Q1 2011 GDP, First Revision

We've got an economic one-two punch coming down the track this morning.  We open up with Gross Domestic Product, the "other fist of steel" to first time jobless claim's "one fist of iron"[1].  And Gross Domestic Product is truly a fist of steel for the market.
GDP is, of course, the sum total of private domestic consumption plus gross private domestic investment plus government spending plus the current trade balance.  It's the scorecard used to determine the health of the US economy, and it dominates everything else in its path because it is everything else in its path.  There is no single better estimate of the economic health of the country.
Last month, the advance estimate for Q1 GDP came out at 1.8% growth, missing analyst expectations by 20 bps.  The price index - a measure of the rate of change in the cost of a fixed basket of goods and services, which is a fancy way of saying a measure of inflation - increased 3.8%, which missed expectations by 160 bps.  The core price index came in at a 2.2% increase, so even without food and energy costs prices went way up.
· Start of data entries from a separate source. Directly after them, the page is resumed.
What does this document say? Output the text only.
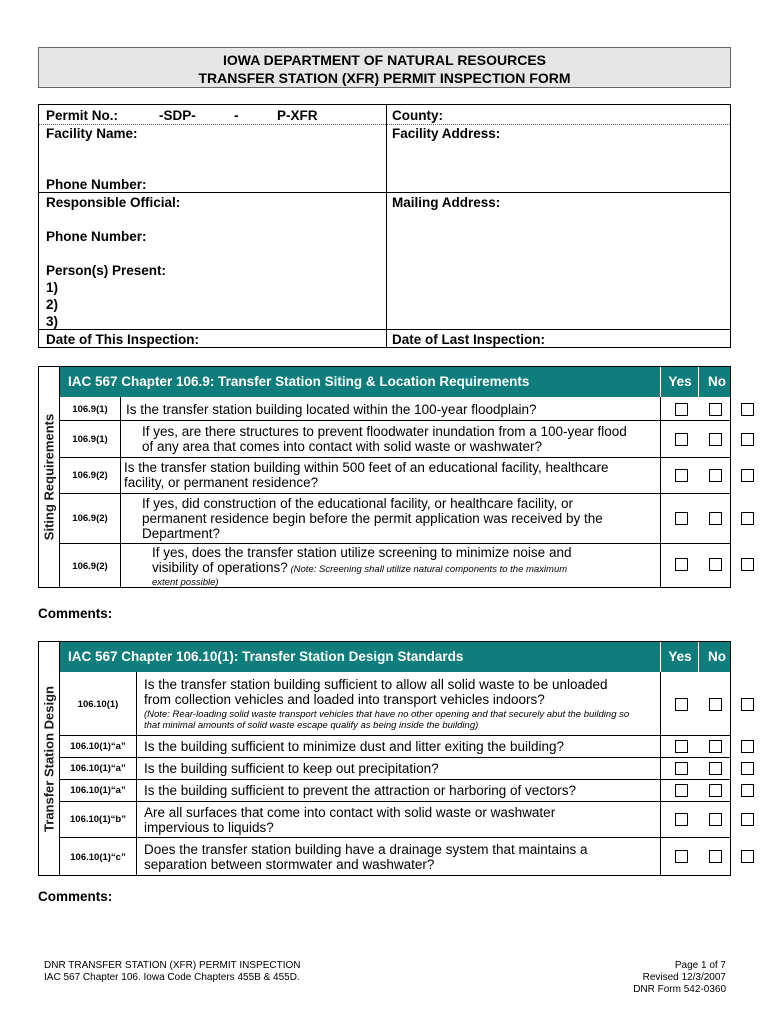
IOWA DEPARTMENT OF NATURAL RESOURCES
TRANSFER STATION (XFR) PERMIT INSPECTION FORM
Permit No.:	-SDP-	-	P-XFR
Facility Name:
Phone Number:
Responsible Official:
Phone Number:
Person(s) Present:
1)
2)
3)
Date of This Inspection:
County:
Facility Address:
Mailing Address:
Date of Last Inspection:
Siting Requirements
IAC 567 Chapter 106.9: Transfer Station Siting & Location Requirements	Yes	No	NA
106.9(1)	Is the transfer station building located within the 100-year floodplain?
106.9(1)	If yes, are there structures to prevent floodwater inundation from a 100-year flood of any area that comes into contact with solid waste or washwater?
106.9(2)	Is the transfer station building within 500 feet of an educational facility, healthcare facility, or permanent residence?
106.9(2)
If yes, did construction of the educational facility, or healthcare facility, or permanent residence begin before the permit application was received by the Department?
106.9(2)
If yes, does the transfer station utilize screening to minimize noise and
visibility of operations? (Note: Screening shall utilize natural components to the maximum
extent possible)
Comments:
Transfer Station Design
IAC 567 Chapter 106.10(1): Transfer Station Design Standards	Yes	No	NA
106.10(1)
Is the transfer station building sufficient to allow all solid waste to be unloaded from collection vehicles and loaded into transport vehicles indoors?
(Note: Rear-loading solid waste transport vehicles that have no other opening and that securely abut the building so that minimal amounts of solid waste escape qualify as being inside the building)
106.10(1)“a”	Is the building sufficient to minimize dust and litter exiting the building?
106.10(1)“a”	Is the building sufficient to keep out precipitation?
106.10(1)“a”	Is the building sufficient to prevent the attraction or harboring of vectors?
106.10(1)“b”	Are all surfaces that come into contact with solid waste or washwater impervious to liquids?
106.10(1)“c”	Does the transfer station building have a drainage system that maintains a separation between stormwater and washwater?
Comments:
DNR TRANSFER STATION (XFR) PERMIT INSPECTION
IAC 567 Chapter 106. Iowa Code Chapters 455B & 455D.
Page 1 of 7
Revised 12/3/2007
DNR Form 542-0360
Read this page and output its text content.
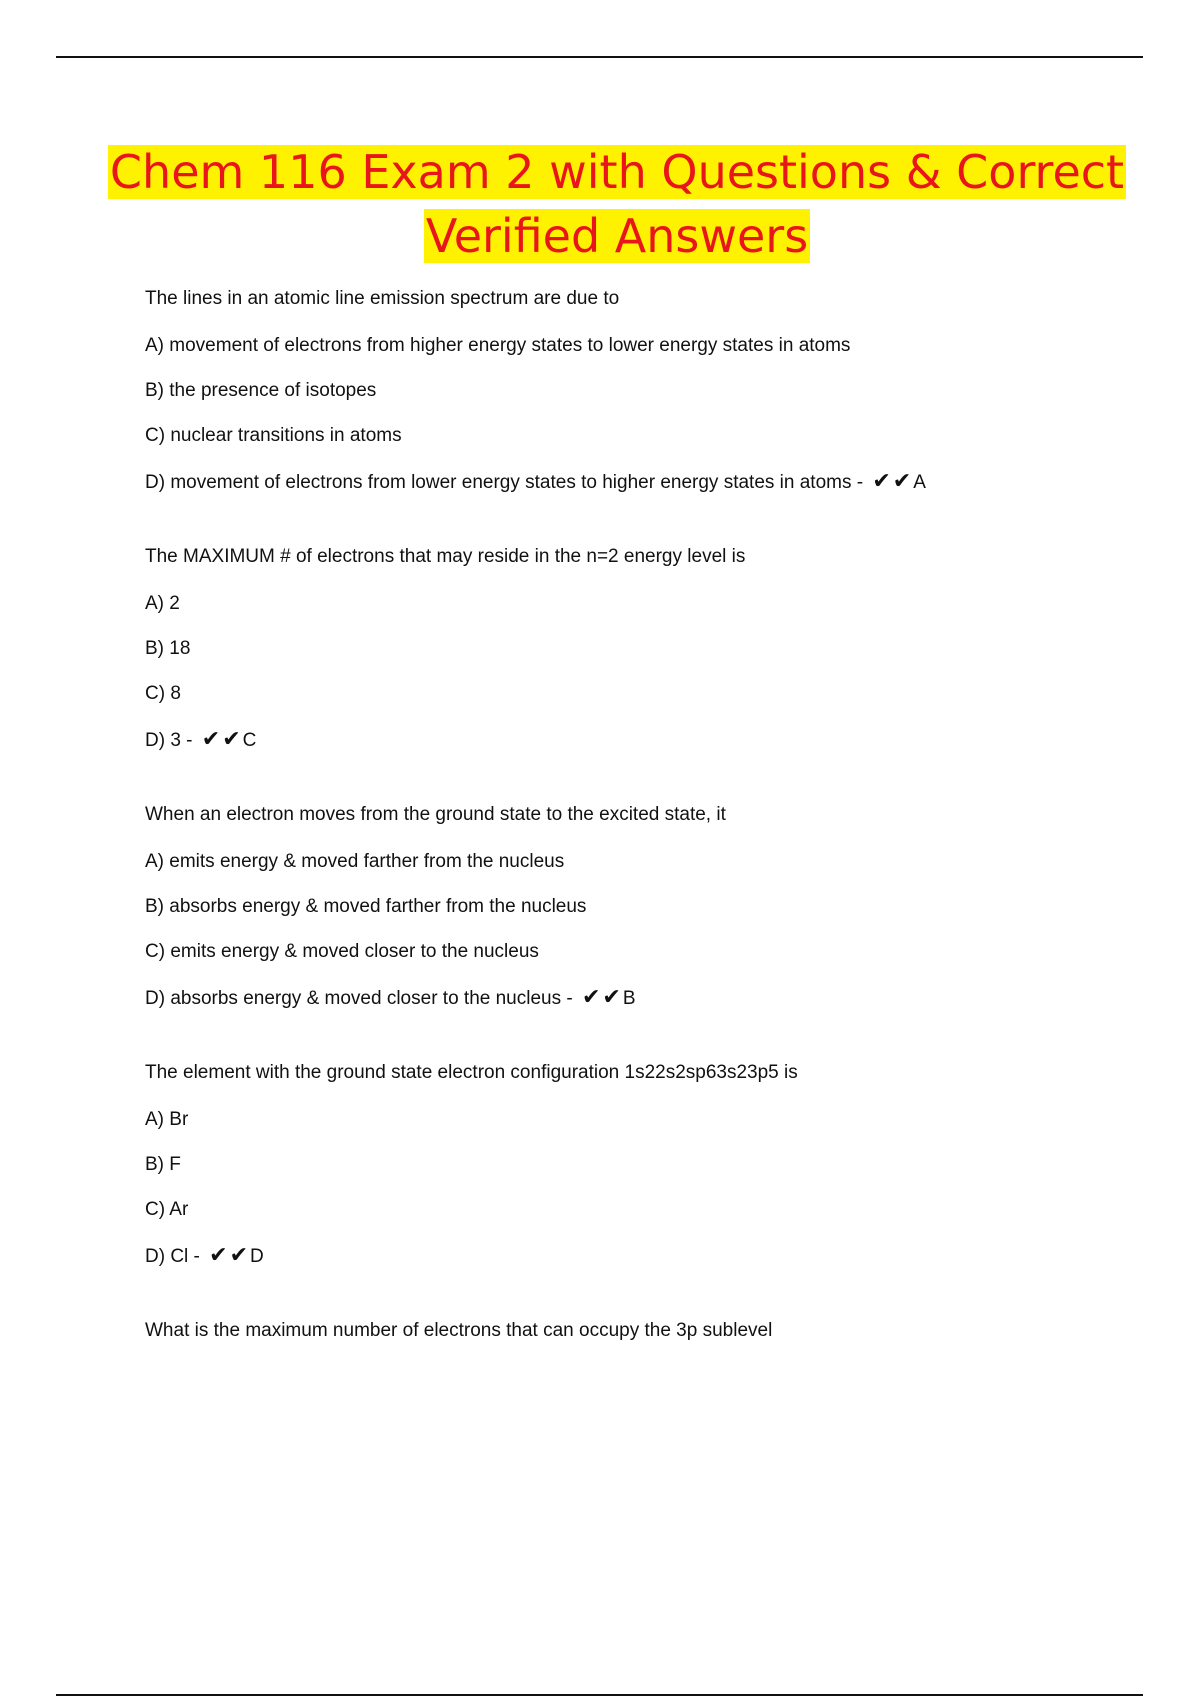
Chem 116 Exam 2 with Questions & Correct
Verified Answers

The lines in an atomic line emission spectrum are due to

A) movement of electrons from higher energy states to lower energy states in atoms

B) the presence of isotopes

C) nuclear transitions in atoms

D) movement of electrons from lower energy states to higher energy states in atoms - ✔✔A

The MAXIMUM # of electrons that may reside in the n=2 energy level is

A) 2

B) 18

C) 8

D) 3 - ✔✔C

When an electron moves from the ground state to the excited state, it

A) emits energy & moved farther from the nucleus

B) absorbs energy & moved farther from the nucleus

C) emits energy & moved closer to the nucleus

D) absorbs energy & moved closer to the nucleus - ✔✔B

The element with the ground state electron configuration 1s22s2sp63s23p5 is

A) Br

B) F

C) Ar

D) Cl - ✔✔D

What is the maximum number of electrons that can occupy the 3p sublevel
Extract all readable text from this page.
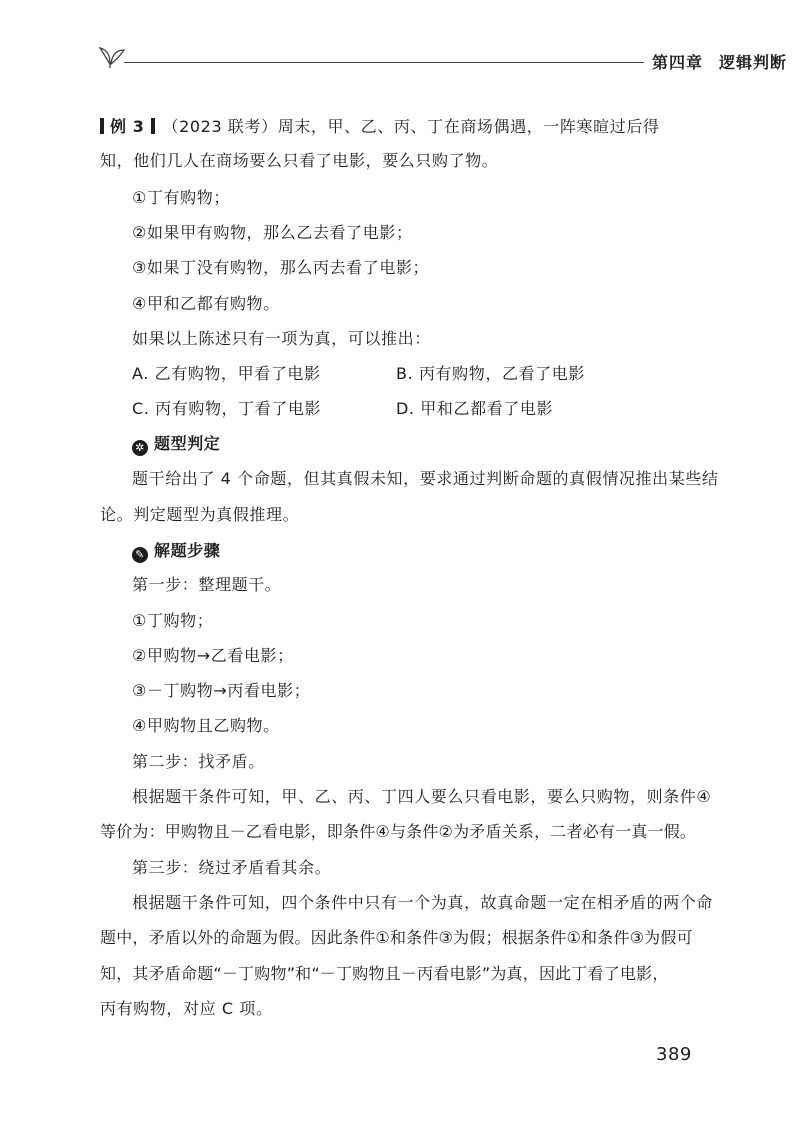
第四章 逻辑判断
例 3 （2023 联考）周末，甲、乙、丙、丁在商场偶遇，一阵寒暄过后得
知，他们几人在商场要么只看了电影，要么只购了物。
①丁有购物；
②如果甲有购物，那么乙去看了电影；
③如果丁没有购物，那么丙去看了电影；
④甲和乙都有购物。
如果以上陈述只有一项为真，可以推出：
A. 乙有购物，甲看了电影	B. 丙有购物，乙看了电影
C. 丙有购物，丁看了电影	D. 甲和乙都看了电影
✲ 题型判定
题干给出了 4 个命题，但其真假未知，要求通过判断命题的真假情况推出某些结
论。判定题型为真假推理。
✎ 解题步骤
第一步：整理题干。
①丁购物；
②甲购物→乙看电影；
③－丁购物→丙看电影；
④甲购物且乙购物。
第二步：找矛盾。
根据题干条件可知，甲、乙、丙、丁四人要么只看电影，要么只购物，则条件④
等价为：甲购物且－乙看电影，即条件④与条件②为矛盾关系，二者必有一真一假。
第三步：绕过矛盾看其余。
根据题干条件可知，四个条件中只有一个为真，故真命题一定在相矛盾的两个命
题中，矛盾以外的命题为假。因此条件①和条件③为假；根据条件①和条件③为假可
知，其矛盾命题“－丁购物”和“－丁购物且－丙看电影”为真，因此丁看了电影，
丙有购物，对应 C 项。
389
Of course, that was just the advance estimate.  This month we're getting the first revision, and then next month we'll get the final for real revision, and the Econoday-surveyed analysts are feeling remarkably positive about the results.  They're calling for GDP to be revised upwards to 2.1%, and for the GDP price index to be revised downwards to 1.9%[2].
So, does the Bureau of Economic Analysis disappoint?  Let's go have a look at the Q1 second estimate report and find out.  Real Gross Domestic Product increased at an annual rate of 1.8% in Q1 - unchanged from the advance figures and missing expectations by 30 bps.  The GDP price index increased at a rate of 3.8% as well, also unchanged from the advance figures and substantially missing expectations.  Core GDP price index increased by 2.2%, also unchanged.
So, although things didn't actually get any worse than originally estimated, we've badly missed estimates.  That sound you hear.  That is the sound of the GDP's fist of steel crushing the market.
Unless I'm wrong, of course.
[1]  If you don't get the reference, go listen to Tennessee Ernie Ford sing Sixteen Tons, and obtain wisdom.
[2]  If you've clicked on the Econoday link, I just want you to know that I have no idea why they're reporting the Q1 advance GDP price index at 1.9%.  The BEA report from last month was pretty explicit about it being 3.8%, with a 2.2% core.